Browse the listing below to find government information for Romania, including flags, leaders,
and constitution information. Factrover also has complete information on Romania at its
Romania Country Page.
Constitution: December 8, 1991, amended by referendum October 18-19, 2003.
Branches: Executive--president (head of state), prime minister (head of government), Council of Ministers. Legislative--bicameral Parliament. Judicial--Constitutional Court, Supreme Court, and lower courts.
Subdivisions: 41 counties plus the city of Bucharest.
Political parties: Political parties represented in the Parliament are the Social Democratic Party (PSD), the National Liberal Party (PNL); the Democratic Party (PD); the Hungarian Democratic Union of Romania (UDMR); the Greater Romania Party (PRM). Other political parties include National Democratic Christian Peasant Party (PNTCD), the Romanian Humanist Party (PUR), the Party of the Romanian National Unity (PUNR), as well as political organizations of minorities.
Suffrage: Universal from age 18.
Defense: 2.4% of GDP.
Government of Romania
Romania's 1991 constitution proclaims Romania a democracy and market economy, in which human dignity, civic rights and freedoms, the unhindered development of human personality, justice, and political pluralism are supreme and guaranteed values. The constitution directs the state to implement free trade, protect the principle of competition, and provide a favorable framework for production. The constitution provides for a President, a Parliament, a Constitutional Court and a separate system of lower courts that includes a Supreme Court.
The two-chamber Parliament, consisting of the Chamber of Deputies and the Senate, is the law-making authority. Deputies and senators are elected for 4-year terms by universal suffrage.
The president is elected by popular vote for a maximum of two 4-year terms. He is the Chief of State, charged with safeguarding the constitution, foreign affairs, and the proper functioning of public authorities. He is supreme commander of the armed forces and chairman of the Supreme Defense Council. According to the constitution, he acts as mediator among the power centers within the state, as well as between the state and society. The president nominates the prime minister, who in turn appoints the government, which must be confirmed by a vote of confidence from Parliament.

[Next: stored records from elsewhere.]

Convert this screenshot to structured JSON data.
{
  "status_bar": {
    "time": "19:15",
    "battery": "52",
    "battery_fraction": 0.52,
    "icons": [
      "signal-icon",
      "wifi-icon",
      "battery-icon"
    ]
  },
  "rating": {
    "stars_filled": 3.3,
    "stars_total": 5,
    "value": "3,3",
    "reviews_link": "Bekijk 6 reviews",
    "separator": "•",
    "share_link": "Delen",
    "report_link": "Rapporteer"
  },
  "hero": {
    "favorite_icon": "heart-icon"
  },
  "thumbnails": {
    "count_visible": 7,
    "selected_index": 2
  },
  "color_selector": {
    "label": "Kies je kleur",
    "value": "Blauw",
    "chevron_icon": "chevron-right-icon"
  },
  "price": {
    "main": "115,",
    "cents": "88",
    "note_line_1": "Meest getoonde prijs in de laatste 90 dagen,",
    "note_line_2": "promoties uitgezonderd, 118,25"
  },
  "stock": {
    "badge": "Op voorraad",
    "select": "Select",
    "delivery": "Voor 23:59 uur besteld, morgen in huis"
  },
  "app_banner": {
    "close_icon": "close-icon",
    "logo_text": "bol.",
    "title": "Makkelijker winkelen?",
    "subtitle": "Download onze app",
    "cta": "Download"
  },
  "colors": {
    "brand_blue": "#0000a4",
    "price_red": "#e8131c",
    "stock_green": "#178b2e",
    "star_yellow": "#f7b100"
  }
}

The Constitutional Court adjudicates the constitutionality of challenged laws and decrees. The court consists of nine judges, appointed for a term of 9 years. Three judges are appointed by the Chamber of Deputies, three by the Senate, and three by the president of Romania.
The Romanian legal system is based on the Napoleonic Code. The judiciary is to be independent, and judges appointed by the president are not removable. The president and other judges of the Supreme Court are appointed for terms of 6 years and may serve consecutive terms. Proceedings are public, except in special circumstances provided for by law.
The Ministry of Justice represents "the general interests of society" and defends the legal order as well as citizens' rights and freedoms. The ministry is to discharge its powers through independent, impartial public prosecutors.
For territorial and administrative purposes, Romania is divided into 41 counties and the city of Bucharest. Each county is governed by an elected county council. Local councils and elected mayors are the public administration authorities in villages and towns. The county council is the public administration authority that coordinates the activities of all village and town councils in a county.
The central government appoints a prefect for each county and the Bucharest municipality. The prefect is the representative of the government at the local level and directs any public services of the ministries and other central agencies at the county level. A prefect may block the action of a local authority if he deems it unlawful or unconstitutional. The matter is then decided by an administrative court.
Under new legislation in force since January 1999, local councils have control over spending of their allocations from the central government budget, as well as authority to raise additional revenue locally.